Еще два стихотворных посвящения, включенные позднее Сковородой в «Сад божественных песней», адресованы представителям духовенства — Гервасию Якубовичу и Иоасафу Миткевичу. Оба эти человека сыграли немалую роль в жизни Григория.
Первый был выходцем из известного в Малороссии казацкого рода Якубовичей, многие представители которого в разное время достигали высоких воинских чинов и званий, являясь ревностными носителями и защитниками идеи гетманства. Гервасий предпочел воинской карьере духовный путь, но темперамент защитника старых «отцовских» прав и привилегий остался в нем и под монашеской рясой.
Ярко обнаружилось это, например, в 1751 году, в событиях, последовавших по смерти переяславского епископа Никодима. Местное духовенство решило не ждать назначения нового лица со стороны Синода, а, по древним правилам, самим избрать кандидатов на архиерейское место. В переписке и переговорах, завязавшихся по этому поводу между инициативными переяславцами с одной стороны, а гетманской канцелярией и киевской митрополией — с другой, Гервасий Якубович, тогда консисторский писарь в Переяславе, принял едва ли не самое активное участие: не только редактировал прошения, но и ездил специально в Глухов, чтобы представить в канцелярию подарок, «обещанный от убогой катедры». Выборы были разрешены, и в их результате определились три кандидатуры. Одним из трех стал Иоасаф Миткевич, который в это время игуменствовал в отдаленном Новгороде.
В Синоде на «демократическую» вольность переяславцев посмотрели косо, и епископа прислали своего, «синодального» (это был уже известный нам Иоанн Козлович).
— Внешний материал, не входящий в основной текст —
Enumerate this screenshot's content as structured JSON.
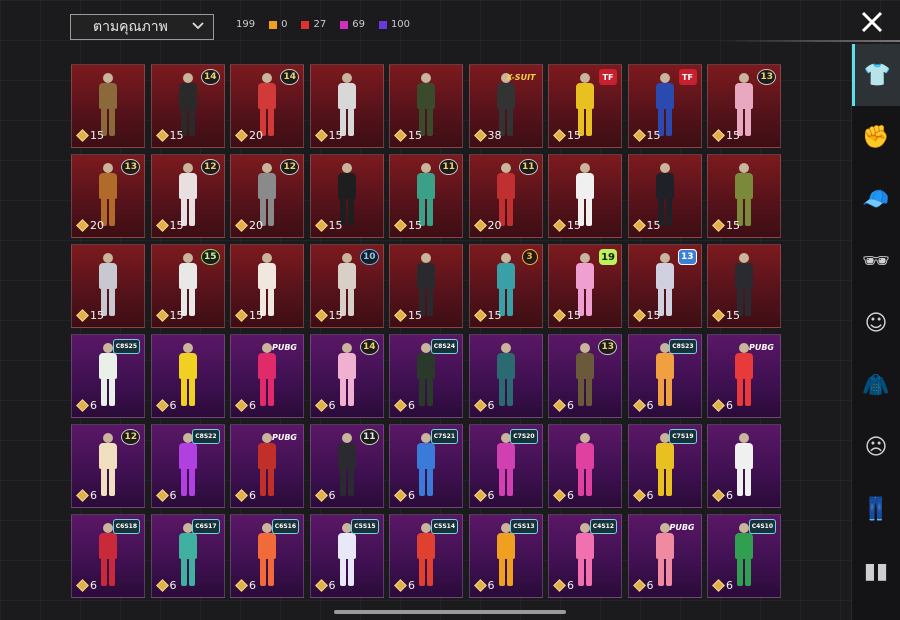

В 1758 году судьба снова свела вместе два имени — Якубовича и Миткевича. К этому времени Иоасаф уже был епископом на соседней с переяславской кафедре, в Белгороде. Миткевич вспомнил отца Гервасия, несколько лет назад хлопотавшего о нем, и исходатайствовал ему место архимандрита белгородского кафедрального монастыря.
Вот по этому-то поводу (отъезд приятеля монаха в новые края) и написал Григорий Сковорода свое напутственное стихотворение «отцу Гервасию Якубопичу»:
Новый епископ постирался обзавестись надежными помощниками, верными и искренними. Никто более не мог подойти ему, как те, что дружески проявили себя во времена, когда это еще не могло быть связано с их стороны с конъюнктурными соображениями. Именно поэтому, должно быть, Иоасаф Миткевич и вызвал к себе отца Гервасия. Именно поэтому же год спустя Якубович шлет в Каврай аналогичный вызов Сковороде. В предварительной беседе с Иоасафом Гервасий «представил ему о Сковороде одобрительнейше». Епископ заочно проникся доверием к провипциальному учителю-отшельнику. В это время была нужда укрепить опытными людьми преподавательский состав харьковского коллегиума. Сковорода — стихотворец и опальный автор нашумевшего «Руководства по поэзии» — отличная кандидатура на должность учителя пиитики! Уж порядочно засиделся он в захолустье, довольно ему таить свой талант в каврайском черноземе. Вышколил молоденького Томару — пора и на широкое поприще!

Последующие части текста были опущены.